I remember when I was a kid running in the yard at night and catching fireflies (or lightning bugs as we called them) with my friends.  The valley when I was young was absolutely full of them in the summertime.  Both my mom and my brother still live in that area, and over the past years it seemed to me the firefly population was all but gone. Recently I learned I was most likely right, but the good news is we can help them to repopulate.

Of course, the first step in helping is understanding why they are on decline. Ben Pfeiffer from firefly.org cites "a variety of reasons why fireflies are disappearing across the United States, and it is kind of multi-faceted."

One of the culprits? Too many bright outdoor lights that mess with their mating habits.  Another? Using too much pesticide on your lawn or garden.

So what can we do to help? According to Firefly.org’s Dr. Pfeiffer providing a leafy habitat and striving for better ground water quality can really help. He goes on to say:

"Fireflies are habitat-dependent and habitat-specific. So when you change the habitat, that can have really bad consequences for the firefly population. Some can just up and disappear. Habitat disturbances affect fireflies pretty considerably, mainly for the locally-adapted species.
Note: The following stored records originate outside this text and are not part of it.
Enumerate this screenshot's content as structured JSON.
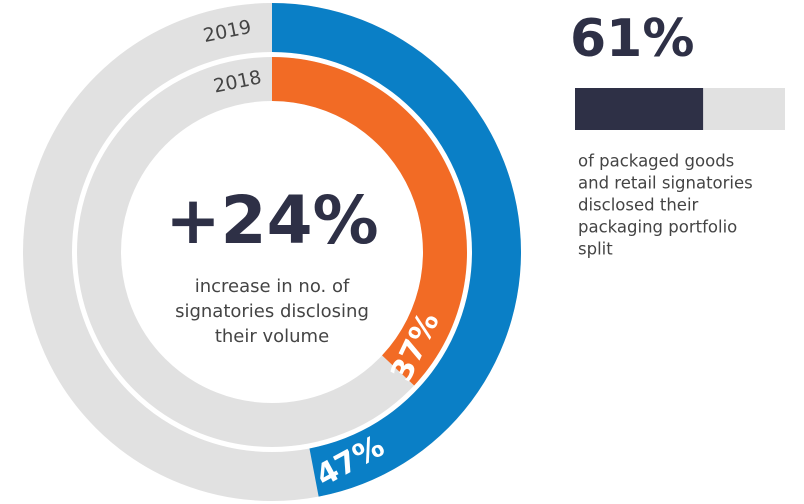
{
  "chart_data": [
    {
      "type": "donut",
      "title": "+24%",
      "subtitle": [
        "increase in no. of",
        "signatories disclosing",
        "their volume"
      ],
      "ylim": [
        0,
        100
      ],
      "track_color": "#e1e1e1",
      "series": [
        {
          "name": "2019",
          "color": "#0a7fc6",
          "values": [
            47
          ],
          "value_labels": [
            "47%"
          ]
        },
        {
          "name": "2018",
          "color": "#f26b25",
          "values": [
            37
          ],
          "value_labels": [
            "37%"
          ]
        }
      ]
    },
    {
      "type": "progress",
      "value": 61,
      "value_label": "61%",
      "ylim": [
        0,
        100
      ],
      "color": "#2e3046",
      "track_color": "#e1e1e1",
      "caption": [
        "of packaged goods",
        "and retail signatories",
        "disclosed their",
        "packaging portfolio",
        "split"
      ]
    }
  ]
}
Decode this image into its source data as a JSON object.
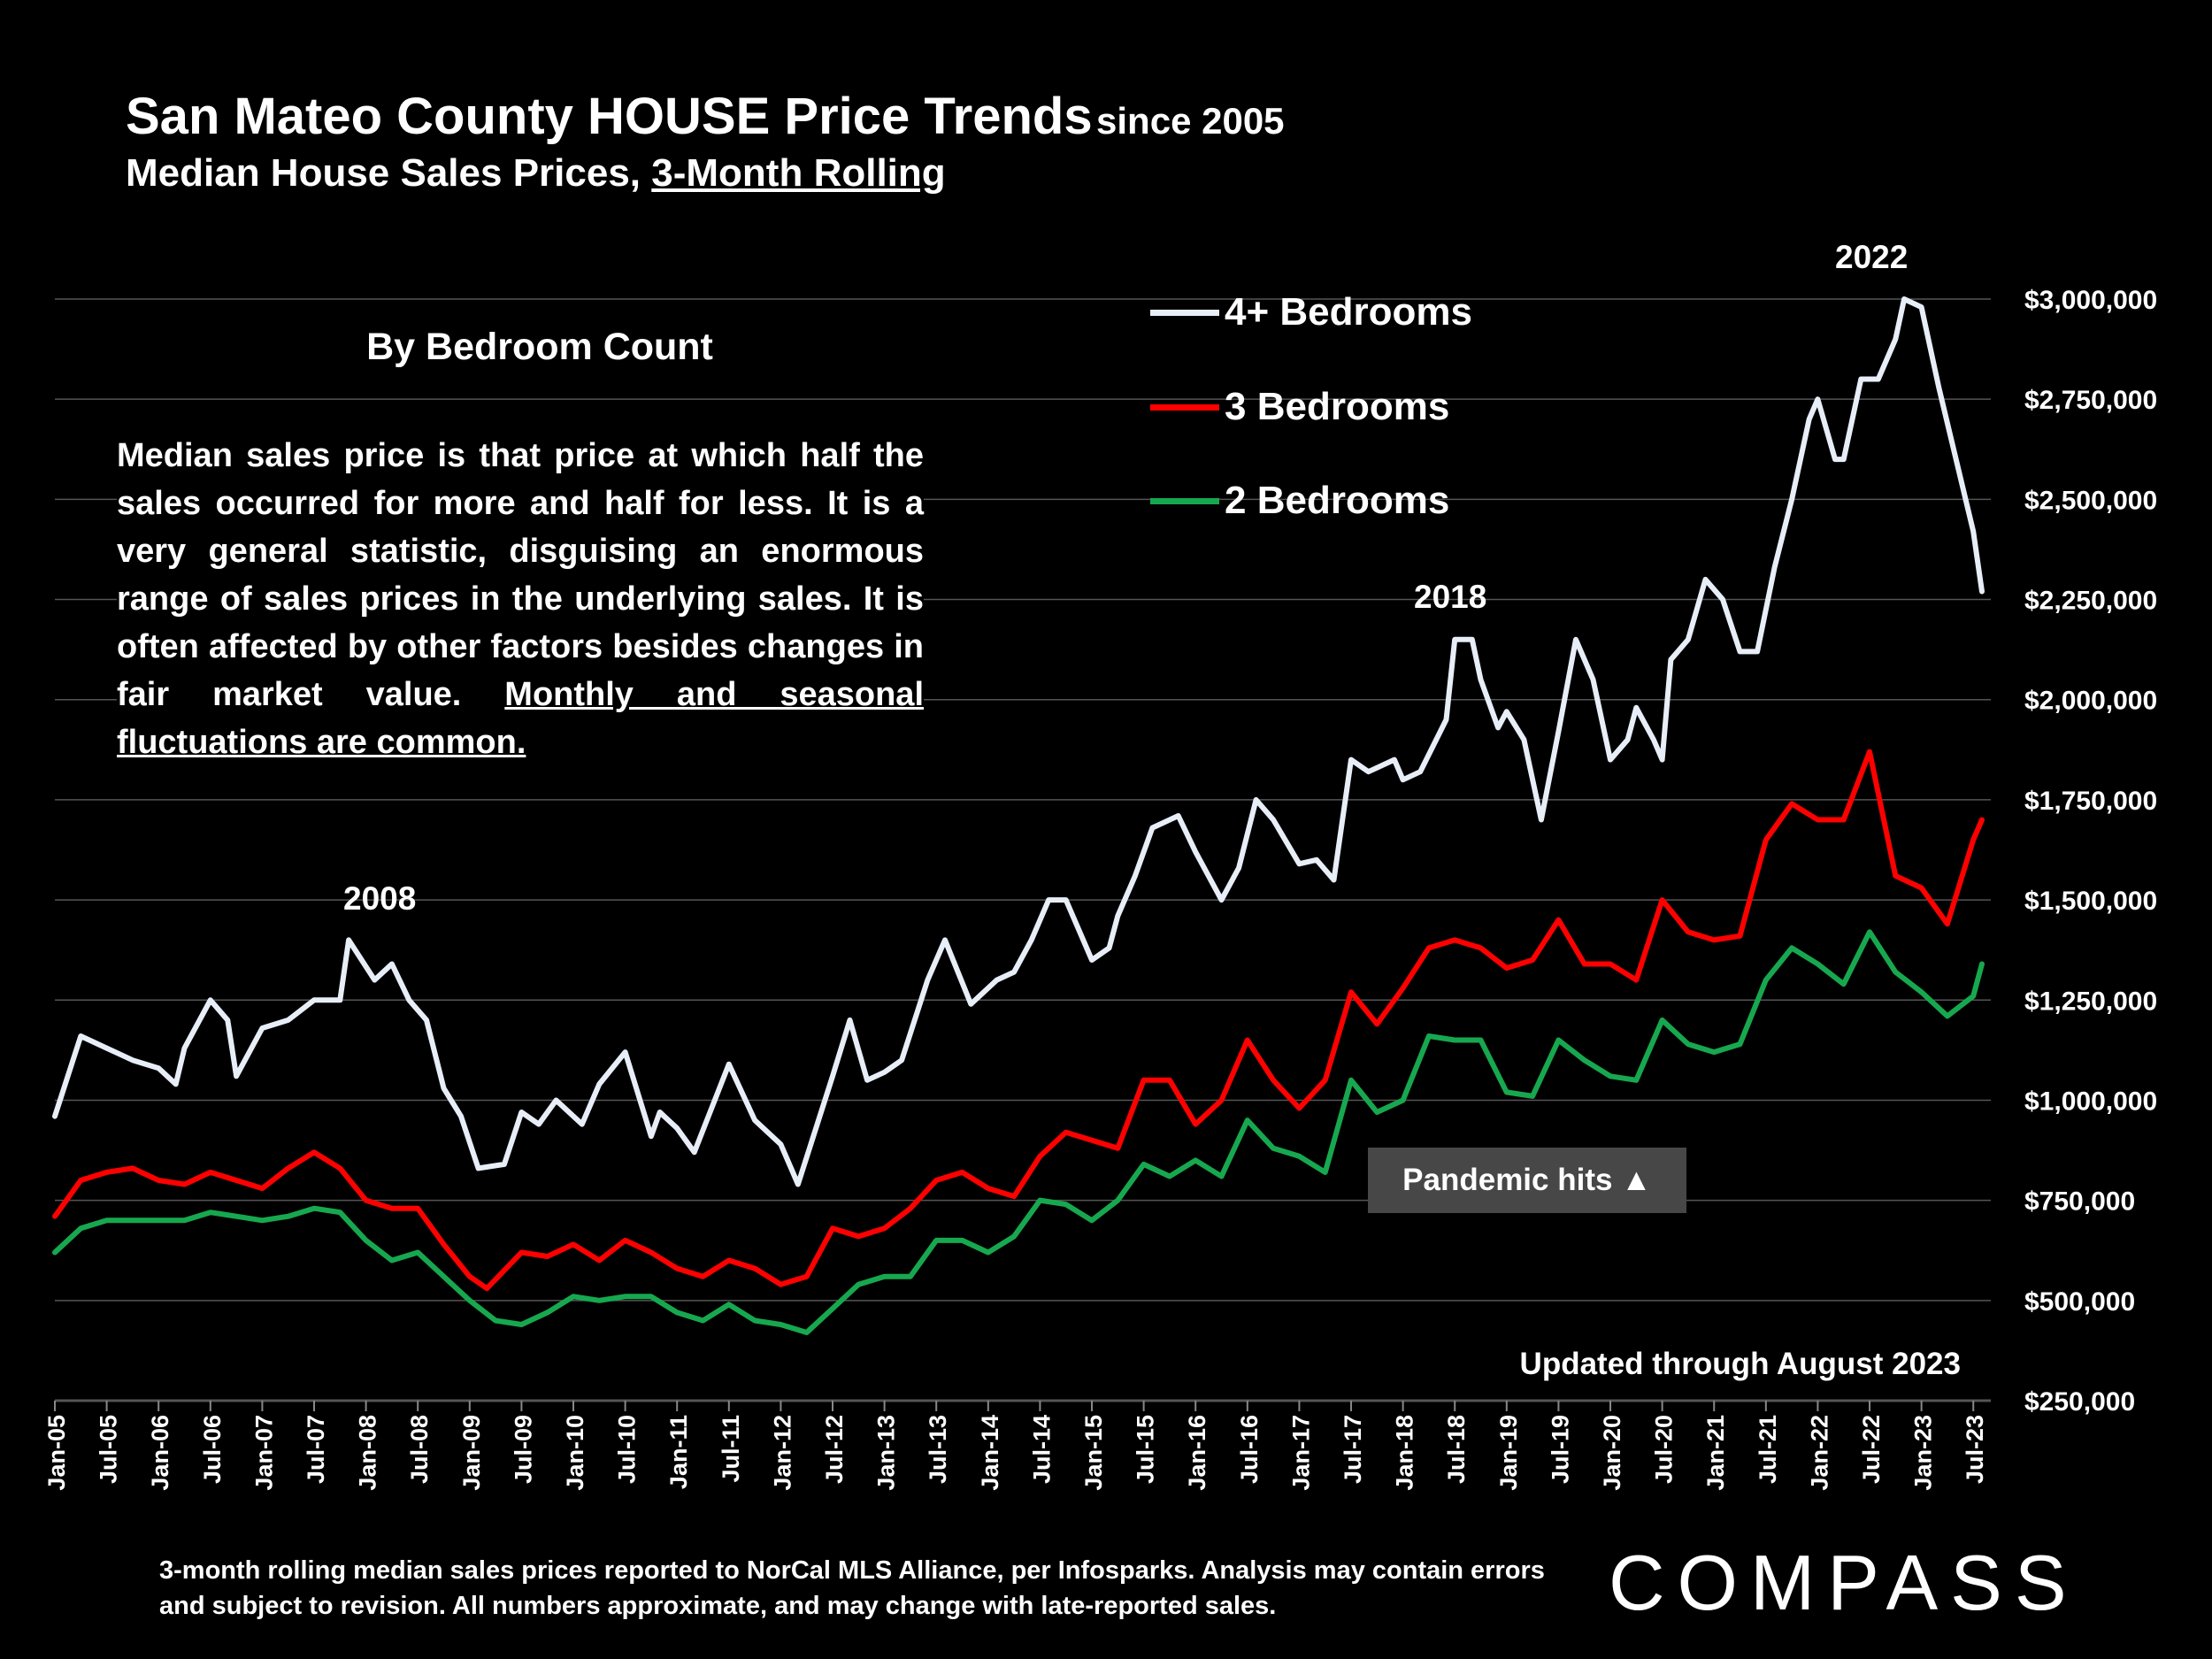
{
  "title": {
    "main": "San Mateo County HOUSE Price Trends",
    "main_suffix": "since 2005",
    "subtitle_prefix": "Median House Sales Prices,",
    "subtitle_underlined": "3-Month Rolling"
  },
  "note": {
    "heading": "By Bedroom Count",
    "body": "Median sales price is that price at which half the sales occurred for more and half for less. It is a very general statistic, disguising an enormous range of sales prices in the underlying sales. It is often affected by other factors besides changes in fair market value.",
    "body_underlined": "Monthly and seasonal fluctuations are common."
  },
  "annotations": {
    "y2008": "2008",
    "y2018": "2018",
    "y2022": "2022",
    "pandemic": "Pandemic hits ▲",
    "updated": "Updated through August 2023"
  },
  "footer": "3-month rolling median sales prices reported to NorCal MLS Alliance, per Infosparks.  Analysis may contain errors and subject to revision. All numbers approximate, and may change with late-reported sales.",
  "logo": "COMPASS",
  "colors": {
    "background": "#000000",
    "four_plus": "#e8eef8",
    "three": "#ff0000",
    "two": "#17a84f",
    "grid": "#555555",
    "pandemic_box": "#474747"
  },
  "chart_data": {
    "type": "line",
    "ylim": [
      250000,
      3000000
    ],
    "yticks": [
      "$250,000",
      "$500,000",
      "$750,000",
      "$1,000,000",
      "$1,250,000",
      "$1,500,000",
      "$1,750,000",
      "$2,000,000",
      "$2,250,000",
      "$2,500,000",
      "$2,750,000",
      "$3,000,000"
    ],
    "ytick_values": [
      250000,
      500000,
      750000,
      1000000,
      1250000,
      1500000,
      1750000,
      2000000,
      2250000,
      2500000,
      2750000,
      3000000
    ],
    "x_start": "Jan-05",
    "x_end": "Aug-23",
    "xtick_labels": [
      "Jan-05",
      "Jul-05",
      "Jan-06",
      "Jul-06",
      "Jan-07",
      "Jul-07",
      "Jan-08",
      "Jul-08",
      "Jan-09",
      "Jul-09",
      "Jan-10",
      "Jul-10",
      "Jan-11",
      "Jul-11",
      "Jan-12",
      "Jul-12",
      "Jan-13",
      "Jul-13",
      "Jan-14",
      "Jul-14",
      "Jan-15",
      "Jul-15",
      "Jan-16",
      "Jul-16",
      "Jan-17",
      "Jul-17",
      "Jan-18",
      "Jul-18",
      "Jan-19",
      "Jul-19",
      "Jan-20",
      "Jul-20",
      "Jan-21",
      "Jul-21",
      "Jan-22",
      "Jul-22",
      "Jan-23",
      "Jul-23"
    ],
    "series": [
      {
        "name": "4+ Bedrooms",
        "color": "#e8eef8",
        "points": [
          [
            "Jan-05",
            960000
          ],
          [
            "Apr-05",
            1160000
          ],
          [
            "Jul-05",
            1130000
          ],
          [
            "Oct-05",
            1100000
          ],
          [
            "Jan-06",
            1080000
          ],
          [
            "Mar-06",
            1040000
          ],
          [
            "Apr-06",
            1130000
          ],
          [
            "Jul-06",
            1250000
          ],
          [
            "Sep-06",
            1200000
          ],
          [
            "Oct-06",
            1060000
          ],
          [
            "Jan-07",
            1180000
          ],
          [
            "Apr-07",
            1200000
          ],
          [
            "Jul-07",
            1250000
          ],
          [
            "Oct-07",
            1250000
          ],
          [
            "Nov-07",
            1400000
          ],
          [
            "Feb-08",
            1300000
          ],
          [
            "Apr-08",
            1340000
          ],
          [
            "Jun-08",
            1250000
          ],
          [
            "Aug-08",
            1200000
          ],
          [
            "Oct-08",
            1030000
          ],
          [
            "Dec-08",
            960000
          ],
          [
            "Feb-09",
            830000
          ],
          [
            "May-09",
            840000
          ],
          [
            "Jul-09",
            970000
          ],
          [
            "Sep-09",
            940000
          ],
          [
            "Nov-09",
            1000000
          ],
          [
            "Feb-10",
            940000
          ],
          [
            "Apr-10",
            1040000
          ],
          [
            "Jul-10",
            1120000
          ],
          [
            "Oct-10",
            910000
          ],
          [
            "Nov-10",
            970000
          ],
          [
            "Jan-11",
            930000
          ],
          [
            "Mar-11",
            870000
          ],
          [
            "Jul-11",
            1090000
          ],
          [
            "Oct-11",
            950000
          ],
          [
            "Jan-12",
            890000
          ],
          [
            "Mar-12",
            790000
          ],
          [
            "Jul-12",
            1060000
          ],
          [
            "Sep-12",
            1200000
          ],
          [
            "Nov-12",
            1050000
          ],
          [
            "Jan-13",
            1070000
          ],
          [
            "Mar-13",
            1100000
          ],
          [
            "Jun-13",
            1300000
          ],
          [
            "Aug-13",
            1400000
          ],
          [
            "Nov-13",
            1240000
          ],
          [
            "Feb-14",
            1300000
          ],
          [
            "Apr-14",
            1320000
          ],
          [
            "Jun-14",
            1400000
          ],
          [
            "Aug-14",
            1500000
          ],
          [
            "Oct-14",
            1500000
          ],
          [
            "Jan-15",
            1350000
          ],
          [
            "Mar-15",
            1380000
          ],
          [
            "Apr-15",
            1460000
          ],
          [
            "Jun-15",
            1560000
          ],
          [
            "Aug-15",
            1680000
          ],
          [
            "Nov-15",
            1710000
          ],
          [
            "Jan-16",
            1620000
          ],
          [
            "Apr-16",
            1500000
          ],
          [
            "Jun-16",
            1580000
          ],
          [
            "Aug-16",
            1750000
          ],
          [
            "Oct-16",
            1700000
          ],
          [
            "Jan-17",
            1590000
          ],
          [
            "Mar-17",
            1600000
          ],
          [
            "May-17",
            1550000
          ],
          [
            "Jul-17",
            1850000
          ],
          [
            "Sep-17",
            1820000
          ],
          [
            "Dec-17",
            1850000
          ],
          [
            "Jan-18",
            1800000
          ],
          [
            "Mar-18",
            1820000
          ],
          [
            "Jun-18",
            1950000
          ],
          [
            "Jul-18",
            2150000
          ],
          [
            "Sep-18",
            2150000
          ],
          [
            "Oct-18",
            2050000
          ],
          [
            "Dec-18",
            1930000
          ],
          [
            "Jan-19",
            1970000
          ],
          [
            "Mar-19",
            1900000
          ],
          [
            "May-19",
            1700000
          ],
          [
            "Jul-19",
            1920000
          ],
          [
            "Sep-19",
            2150000
          ],
          [
            "Nov-19",
            2050000
          ],
          [
            "Jan-20",
            1850000
          ],
          [
            "Mar-20",
            1900000
          ],
          [
            "Apr-20",
            1980000
          ],
          [
            "Jun-20",
            1900000
          ],
          [
            "Jul-20",
            1850000
          ],
          [
            "Aug-20",
            2100000
          ],
          [
            "Oct-20",
            2150000
          ],
          [
            "Dec-20",
            2300000
          ],
          [
            "Feb-21",
            2250000
          ],
          [
            "Apr-21",
            2120000
          ],
          [
            "Jun-21",
            2120000
          ],
          [
            "Aug-21",
            2330000
          ],
          [
            "Oct-21",
            2500000
          ],
          [
            "Dec-21",
            2700000
          ],
          [
            "Jan-22",
            2750000
          ],
          [
            "Mar-22",
            2600000
          ],
          [
            "Apr-22",
            2600000
          ],
          [
            "Jun-22",
            2800000
          ],
          [
            "Aug-22",
            2800000
          ],
          [
            "Oct-22",
            2900000
          ],
          [
            "Nov-22",
            3000000
          ],
          [
            "Jan-23",
            2980000
          ],
          [
            "Mar-23",
            2780000
          ],
          [
            "May-23",
            2600000
          ],
          [
            "Jul-23",
            2420000
          ],
          [
            "Aug-23",
            2270000
          ]
        ]
      },
      {
        "name": "3 Bedrooms",
        "color": "#ff0000",
        "points": [
          [
            "Jan-05",
            710000
          ],
          [
            "Apr-05",
            800000
          ],
          [
            "Jul-05",
            820000
          ],
          [
            "Oct-05",
            830000
          ],
          [
            "Jan-06",
            800000
          ],
          [
            "Apr-06",
            790000
          ],
          [
            "Jul-06",
            820000
          ],
          [
            "Oct-06",
            800000
          ],
          [
            "Jan-07",
            780000
          ],
          [
            "Apr-07",
            830000
          ],
          [
            "Jul-07",
            870000
          ],
          [
            "Oct-07",
            830000
          ],
          [
            "Jan-08",
            750000
          ],
          [
            "Apr-08",
            730000
          ],
          [
            "Jul-08",
            730000
          ],
          [
            "Oct-08",
            640000
          ],
          [
            "Jan-09",
            560000
          ],
          [
            "Mar-09",
            530000
          ],
          [
            "Jul-09",
            620000
          ],
          [
            "Oct-09",
            610000
          ],
          [
            "Jan-10",
            640000
          ],
          [
            "Apr-10",
            600000
          ],
          [
            "Jul-10",
            650000
          ],
          [
            "Oct-10",
            620000
          ],
          [
            "Jan-11",
            580000
          ],
          [
            "Apr-11",
            560000
          ],
          [
            "Jul-11",
            600000
          ],
          [
            "Oct-11",
            580000
          ],
          [
            "Jan-12",
            540000
          ],
          [
            "Apr-12",
            560000
          ],
          [
            "Jul-12",
            680000
          ],
          [
            "Oct-12",
            660000
          ],
          [
            "Jan-13",
            680000
          ],
          [
            "Apr-13",
            730000
          ],
          [
            "Jul-13",
            800000
          ],
          [
            "Oct-13",
            820000
          ],
          [
            "Jan-14",
            780000
          ],
          [
            "Apr-14",
            760000
          ],
          [
            "Jul-14",
            860000
          ],
          [
            "Oct-14",
            920000
          ],
          [
            "Jan-15",
            900000
          ],
          [
            "Apr-15",
            880000
          ],
          [
            "Jul-15",
            1050000
          ],
          [
            "Oct-15",
            1050000
          ],
          [
            "Jan-16",
            940000
          ],
          [
            "Apr-16",
            1000000
          ],
          [
            "Jul-16",
            1150000
          ],
          [
            "Oct-16",
            1050000
          ],
          [
            "Jan-17",
            980000
          ],
          [
            "Apr-17",
            1050000
          ],
          [
            "Jul-17",
            1270000
          ],
          [
            "Oct-17",
            1190000
          ],
          [
            "Jan-18",
            1280000
          ],
          [
            "Apr-18",
            1380000
          ],
          [
            "Jul-18",
            1400000
          ],
          [
            "Oct-18",
            1380000
          ],
          [
            "Jan-19",
            1330000
          ],
          [
            "Apr-19",
            1350000
          ],
          [
            "Jul-19",
            1450000
          ],
          [
            "Oct-19",
            1340000
          ],
          [
            "Jan-20",
            1340000
          ],
          [
            "Apr-20",
            1300000
          ],
          [
            "Jul-20",
            1500000
          ],
          [
            "Oct-20",
            1420000
          ],
          [
            "Jan-21",
            1400000
          ],
          [
            "Apr-21",
            1410000
          ],
          [
            "Jul-21",
            1650000
          ],
          [
            "Oct-21",
            1740000
          ],
          [
            "Jan-22",
            1700000
          ],
          [
            "Apr-22",
            1700000
          ],
          [
            "Jul-22",
            1870000
          ],
          [
            "Oct-22",
            1560000
          ],
          [
            "Jan-23",
            1530000
          ],
          [
            "Apr-23",
            1440000
          ],
          [
            "Jul-23",
            1650000
          ],
          [
            "Aug-23",
            1700000
          ]
        ]
      },
      {
        "name": "2 Bedrooms",
        "color": "#17a84f",
        "points": [
          [
            "Jan-05",
            620000
          ],
          [
            "Apr-05",
            680000
          ],
          [
            "Jul-05",
            700000
          ],
          [
            "Oct-05",
            700000
          ],
          [
            "Jan-06",
            700000
          ],
          [
            "Apr-06",
            700000
          ],
          [
            "Jul-06",
            720000
          ],
          [
            "Oct-06",
            710000
          ],
          [
            "Jan-07",
            700000
          ],
          [
            "Apr-07",
            710000
          ],
          [
            "Jul-07",
            730000
          ],
          [
            "Oct-07",
            720000
          ],
          [
            "Jan-08",
            650000
          ],
          [
            "Apr-08",
            600000
          ],
          [
            "Jul-08",
            620000
          ],
          [
            "Oct-08",
            560000
          ],
          [
            "Jan-09",
            500000
          ],
          [
            "Apr-09",
            450000
          ],
          [
            "Jul-09",
            440000
          ],
          [
            "Oct-09",
            470000
          ],
          [
            "Jan-10",
            510000
          ],
          [
            "Apr-10",
            500000
          ],
          [
            "Jul-10",
            510000
          ],
          [
            "Oct-10",
            510000
          ],
          [
            "Jan-11",
            470000
          ],
          [
            "Apr-11",
            450000
          ],
          [
            "Jul-11",
            490000
          ],
          [
            "Oct-11",
            450000
          ],
          [
            "Jan-12",
            440000
          ],
          [
            "Apr-12",
            420000
          ],
          [
            "Jul-12",
            480000
          ],
          [
            "Oct-12",
            540000
          ],
          [
            "Jan-13",
            560000
          ],
          [
            "Apr-13",
            560000
          ],
          [
            "Jul-13",
            650000
          ],
          [
            "Oct-13",
            650000
          ],
          [
            "Jan-14",
            620000
          ],
          [
            "Apr-14",
            660000
          ],
          [
            "Jul-14",
            750000
          ],
          [
            "Oct-14",
            740000
          ],
          [
            "Jan-15",
            700000
          ],
          [
            "Apr-15",
            750000
          ],
          [
            "Jul-15",
            840000
          ],
          [
            "Oct-15",
            810000
          ],
          [
            "Jan-16",
            850000
          ],
          [
            "Apr-16",
            810000
          ],
          [
            "Jul-16",
            950000
          ],
          [
            "Oct-16",
            880000
          ],
          [
            "Jan-17",
            860000
          ],
          [
            "Apr-17",
            820000
          ],
          [
            "Jul-17",
            1050000
          ],
          [
            "Oct-17",
            970000
          ],
          [
            "Jan-18",
            1000000
          ],
          [
            "Apr-18",
            1160000
          ],
          [
            "Jul-18",
            1150000
          ],
          [
            "Oct-18",
            1150000
          ],
          [
            "Jan-19",
            1020000
          ],
          [
            "Apr-19",
            1010000
          ],
          [
            "Jul-19",
            1150000
          ],
          [
            "Oct-19",
            1100000
          ],
          [
            "Jan-20",
            1060000
          ],
          [
            "Apr-20",
            1050000
          ],
          [
            "Jul-20",
            1200000
          ],
          [
            "Oct-20",
            1140000
          ],
          [
            "Jan-21",
            1120000
          ],
          [
            "Apr-21",
            1140000
          ],
          [
            "Jul-21",
            1300000
          ],
          [
            "Oct-21",
            1380000
          ],
          [
            "Jan-22",
            1340000
          ],
          [
            "Apr-22",
            1290000
          ],
          [
            "Jul-22",
            1420000
          ],
          [
            "Oct-22",
            1320000
          ],
          [
            "Jan-23",
            1270000
          ],
          [
            "Apr-23",
            1210000
          ],
          [
            "Jul-23",
            1260000
          ],
          [
            "Aug-23",
            1340000
          ]
        ]
      }
    ]
  }
}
Species that you will find in waterways that are locally-adapted to just that little area and when you wipe it out, they are not able to recover."

The site goes on to say that some of the easy things we can do to encourage them to dwell and breed in your yard are

  • Keep your yard dark at night by turning off outside lights
  • Plant some trees and let logs rot in your yard.
  • Put a fountain or waterfall in in your garden
  • Learn how to garden and care for your lawn without chemicals.